At the end of the Tour, the rider that leads the mountain classification will officially win the King of the Mountains title and walk away with €25,000 in prize money. The classification’s runner-up is awarded €15,000, and third place gets €10,000. Cycling being a team sport, prize money is usually distributed among the team and staff.
Previous American Polka Dot jersey wearers
While an American has yet to win the overall mountain classification, there are those who have held onto the jersey for a day or two. Powless is only the fifth American ever to wear the climber’s jersey. Those that have come before him are:
Nate Brown (Cannondale Drapac) wore the polka dot jersey for two days in 2017
Taylor Phinney (Cannondale-Drapac) wore the climber’s jersey for one day 2017
Tejay van Garderen (HTC High Road) - one day in 2011
Van Garderen is technically the first American to ever wear the polka dot jersey. Greg Lemond briefly led the mountains classification in 1986 but because he was also the overall leader at the time, he wore the yellow jersey, not the polka dot kit.

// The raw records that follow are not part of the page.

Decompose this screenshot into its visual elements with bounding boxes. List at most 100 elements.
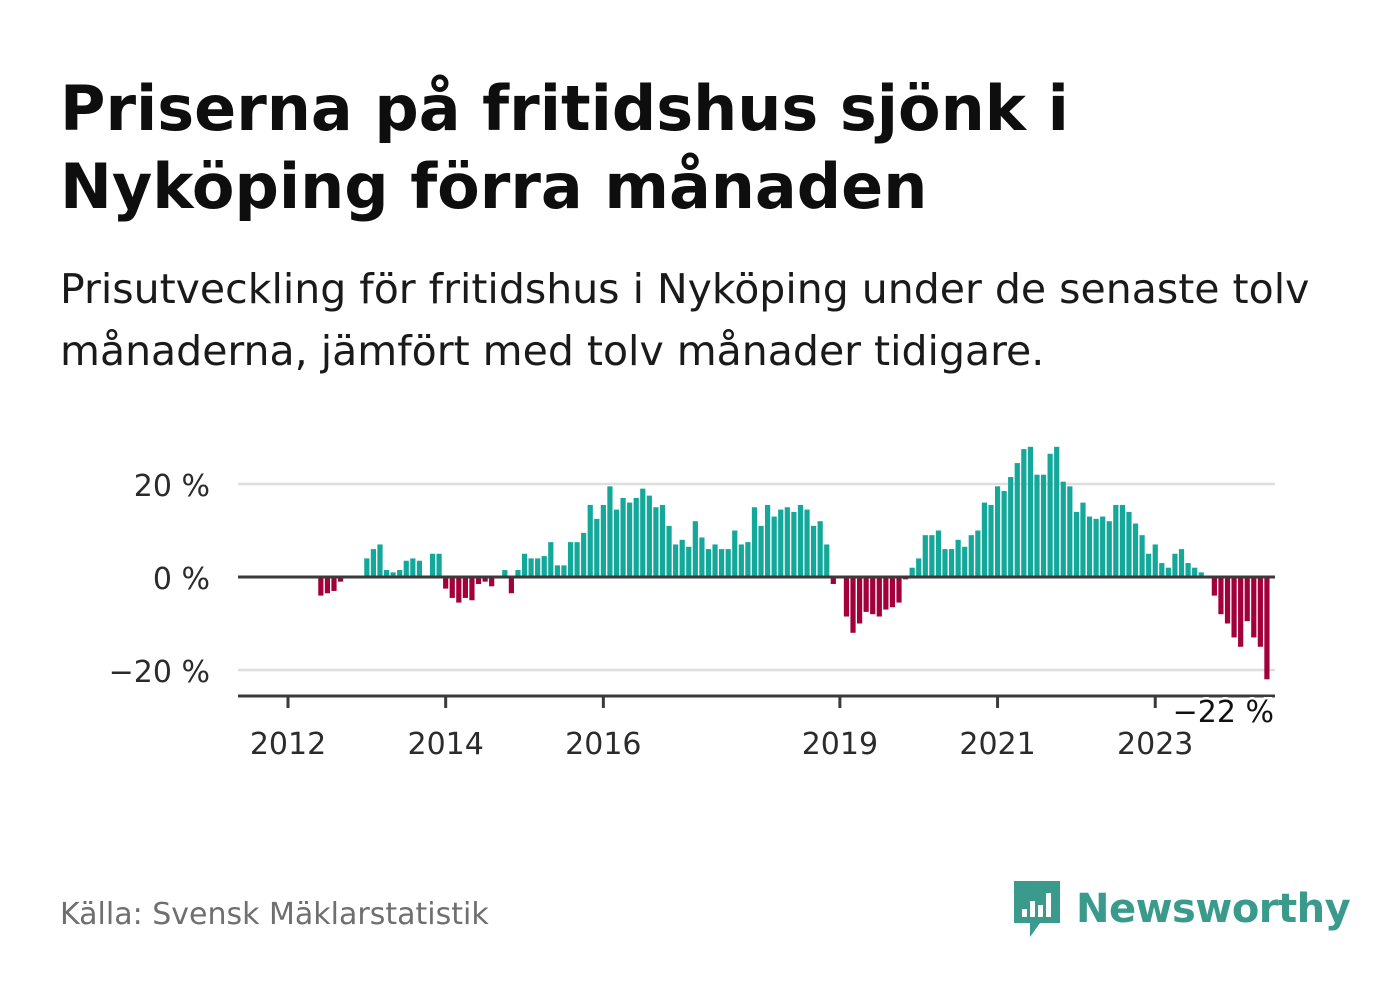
bar	[633, 497, 639, 577]
bar	[613, 509, 620, 577]
bar	[640, 488, 646, 577]
x-tick-label: 2016	[565, 727, 641, 762]
bar	[968, 535, 974, 577]
bar	[889, 577, 896, 608]
bar	[975, 530, 981, 577]
bar	[515, 570, 521, 577]
bar	[1132, 523, 1139, 577]
bar	[1040, 474, 1047, 577]
bar	[318, 577, 324, 596]
bar	[811, 525, 817, 577]
chart-title: Priserna på fritidshus sjönk i Nyköping …	[60, 72, 1069, 223]
bar	[607, 486, 613, 577]
bar	[390, 572, 396, 577]
bar	[765, 504, 771, 577]
bar	[627, 502, 633, 577]
bar	[1257, 577, 1263, 647]
bar	[1152, 544, 1158, 577]
bar	[830, 577, 836, 584]
bar	[1159, 563, 1165, 577]
bar	[1192, 567, 1198, 577]
bar	[673, 544, 679, 577]
bar	[817, 521, 823, 577]
bar	[948, 549, 955, 577]
bar	[719, 549, 725, 577]
bar	[679, 539, 685, 577]
bar	[436, 553, 442, 577]
bar	[1073, 511, 1079, 577]
bar	[738, 544, 744, 577]
bar	[1218, 577, 1224, 615]
x-tick-label: 2023	[1117, 727, 1193, 762]
bar	[1080, 502, 1086, 577]
bar	[1146, 553, 1152, 577]
bar	[784, 507, 790, 577]
bar	[1001, 490, 1007, 577]
y-tick-label: −20 %	[109, 655, 210, 690]
bar	[574, 542, 580, 577]
bar	[1060, 481, 1066, 577]
bar	[1139, 535, 1145, 577]
bar	[922, 535, 928, 577]
chart-subtitle: Prisutveckling för fritidshus i Nyköping…	[60, 265, 1310, 375]
bar	[1086, 516, 1093, 577]
bar	[1027, 446, 1034, 577]
x-tick-label: 2021	[959, 727, 1035, 762]
bar	[370, 549, 377, 577]
bar	[758, 525, 764, 577]
bar	[988, 504, 994, 577]
bar	[462, 577, 468, 598]
bar	[843, 577, 850, 617]
newsworthy-logo-icon	[1014, 881, 1060, 937]
brand-logo[interactable]: Newsworthy	[1012, 878, 1351, 940]
bar	[475, 577, 482, 584]
bar	[1126, 511, 1132, 577]
x-tick-label: 2014	[408, 727, 484, 762]
bar	[981, 502, 988, 577]
bar	[469, 577, 475, 601]
bar	[797, 504, 804, 577]
bar	[502, 570, 508, 577]
bar	[1054, 446, 1060, 577]
bar	[567, 542, 574, 577]
bar	[712, 544, 718, 577]
bar	[751, 507, 758, 577]
bar	[1185, 563, 1191, 577]
bar	[337, 577, 344, 582]
bar	[1165, 567, 1171, 577]
bar	[732, 530, 738, 577]
bar	[449, 577, 455, 598]
bar	[535, 558, 541, 577]
bar	[863, 577, 869, 612]
bar	[1113, 504, 1119, 577]
bar	[962, 546, 968, 577]
bar	[1178, 549, 1185, 577]
bar	[1106, 521, 1112, 577]
bar	[705, 549, 712, 577]
bar	[994, 486, 1001, 577]
bar	[561, 565, 567, 577]
bar	[666, 525, 672, 577]
bar	[397, 570, 403, 577]
bar	[521, 553, 528, 577]
bar	[554, 565, 560, 577]
bar	[646, 495, 652, 577]
bar	[331, 577, 337, 591]
bar	[791, 511, 797, 577]
y-tick-label: 0 %	[153, 562, 210, 597]
bar	[1047, 453, 1053, 577]
bar	[804, 509, 810, 577]
bar	[686, 546, 692, 577]
bar	[771, 516, 777, 577]
bar	[1172, 553, 1178, 577]
bar	[443, 577, 449, 589]
bar	[942, 549, 948, 577]
bar	[725, 549, 731, 577]
bar	[528, 558, 534, 577]
x-tick-label: 2019	[802, 727, 878, 762]
bar	[856, 577, 863, 624]
bar	[410, 558, 416, 577]
bar	[1211, 577, 1217, 596]
bar	[876, 577, 882, 617]
x-tick-label: 2012	[250, 727, 326, 762]
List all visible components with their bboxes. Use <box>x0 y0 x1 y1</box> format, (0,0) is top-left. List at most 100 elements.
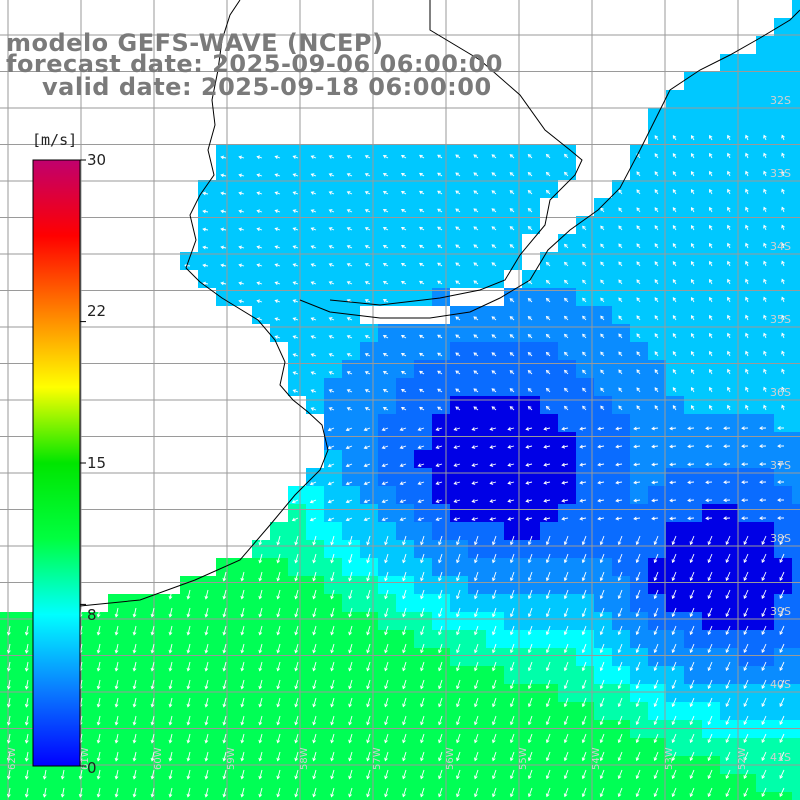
wind-arrow-head <box>292 389 297 393</box>
wind-arrow-head <box>384 541 388 546</box>
wind-arrow <box>690 751 695 761</box>
wind-arrow <box>528 535 533 545</box>
wind-arrow-head <box>563 243 568 248</box>
wind-arrow <box>436 499 443 503</box>
wind-arrow <box>669 481 677 484</box>
wave-cell <box>684 306 702 324</box>
wind-arrow <box>690 661 695 671</box>
wind-arrow <box>364 427 371 431</box>
wind-arrow <box>187 607 191 617</box>
wind-arrow <box>725 769 731 779</box>
wave-cell <box>648 612 666 630</box>
wind-arrow-head <box>654 153 659 157</box>
wave-cell <box>378 612 396 630</box>
wind-arrow-head <box>24 667 29 672</box>
wind-arrow-head <box>545 279 550 284</box>
wave-cell <box>522 288 540 306</box>
wave-cell <box>720 522 738 540</box>
wind-arrow-head <box>420 649 424 654</box>
wave-cell <box>738 180 756 198</box>
wave-cell <box>0 702 18 720</box>
wave-cell <box>306 234 324 252</box>
wind-arrow-head <box>745 224 749 229</box>
wave-cell <box>378 396 396 414</box>
wind-arrow-head <box>633 444 637 449</box>
wind-arrow-head <box>563 595 568 600</box>
wind-arrow-head <box>420 757 424 762</box>
wave-cell <box>576 522 594 540</box>
wind-arrow <box>205 625 209 635</box>
wind-arrow <box>384 679 389 689</box>
wind-arrow <box>618 535 623 545</box>
wind-arrow-head <box>725 775 730 780</box>
wind-arrow-head <box>509 685 514 690</box>
wave-cell <box>792 90 800 108</box>
wind-arrow-head <box>779 703 783 707</box>
wind-arrow <box>761 553 767 563</box>
wave-cell <box>342 414 360 432</box>
wind-arrow <box>636 535 641 545</box>
wind-arrow-head <box>600 351 604 356</box>
wind-arrow <box>546 643 551 653</box>
wave-cell <box>630 594 648 612</box>
wind-arrow-head <box>545 541 550 546</box>
wave-cell <box>324 666 342 684</box>
wind-arrow <box>364 499 371 503</box>
wind-arrow-head <box>453 445 458 449</box>
wind-arrow-head <box>330 721 334 726</box>
wave-cell <box>756 216 774 234</box>
wave-cell <box>522 144 540 162</box>
wave-cell <box>792 360 800 378</box>
wave-cell <box>324 396 342 414</box>
wind-arrow-head <box>258 631 263 636</box>
wave-cell <box>612 360 630 378</box>
wave-cell <box>684 90 702 108</box>
wind-arrow <box>420 697 425 707</box>
wind-arrow <box>526 427 533 430</box>
wind-arrow <box>510 715 515 725</box>
wave-cell <box>738 432 756 450</box>
wind-arrow-head <box>330 775 334 780</box>
wave-cell <box>216 180 234 198</box>
wind-arrow-head <box>509 631 514 636</box>
wind-arrow-head <box>761 595 766 599</box>
wind-arrow <box>492 751 497 761</box>
wind-arrow <box>151 751 155 761</box>
wind-arrow <box>223 679 227 689</box>
wind-arrow-head <box>258 577 263 582</box>
wind-arrow-head <box>473 352 478 356</box>
wave-cell <box>306 540 324 558</box>
wind-arrow <box>528 661 533 671</box>
wind-arrow-head <box>636 225 640 229</box>
wave-cell <box>684 396 702 414</box>
wind-arrow-head <box>779 793 783 797</box>
wave-cell <box>234 198 252 216</box>
wind-arrow <box>292 499 299 503</box>
wind-arrow-head <box>636 369 640 373</box>
wave-cell <box>306 702 324 720</box>
wind-arrow-head <box>636 297 640 301</box>
wind-arrow-head <box>474 757 478 762</box>
wind-arrow <box>564 715 569 725</box>
wave-cell <box>414 486 432 504</box>
wave-cell <box>576 792 594 800</box>
wave-cell <box>792 504 800 522</box>
wave-cell <box>648 576 666 594</box>
wind-arrow-head <box>690 242 695 247</box>
wind-arrow-head <box>582 315 586 320</box>
colorbar-tick-label: 15 <box>87 454 107 472</box>
wind-arrow-head <box>330 613 334 618</box>
wind-arrow <box>600 535 605 545</box>
wave-cell <box>450 252 468 270</box>
wind-arrow-head <box>491 775 496 780</box>
wave-cell <box>792 144 800 162</box>
wind-arrow <box>400 445 407 449</box>
wind-arrow-head <box>327 445 332 450</box>
wind-arrow-head <box>563 631 568 636</box>
wind-arrow-head <box>582 333 586 338</box>
wind-arrow-head <box>310 353 315 357</box>
wave-cell <box>270 576 288 594</box>
wave-cell <box>216 702 234 720</box>
wind-arrow-head <box>364 317 369 321</box>
wind-arrow <box>582 589 587 599</box>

Greg LeMond (La Vie Claire) - 1986
Because he was also leading the General Classification, LeMond never actually wore the polka dot jersey.
Marianne Martin (Team USA) - 1984
Martin won both the Mountain and General Classification of the 1984 Tour de France Féminin. She rode herself into the polka dot jersey on stage 12 and held it, along with the GC lead two days later, until Paris.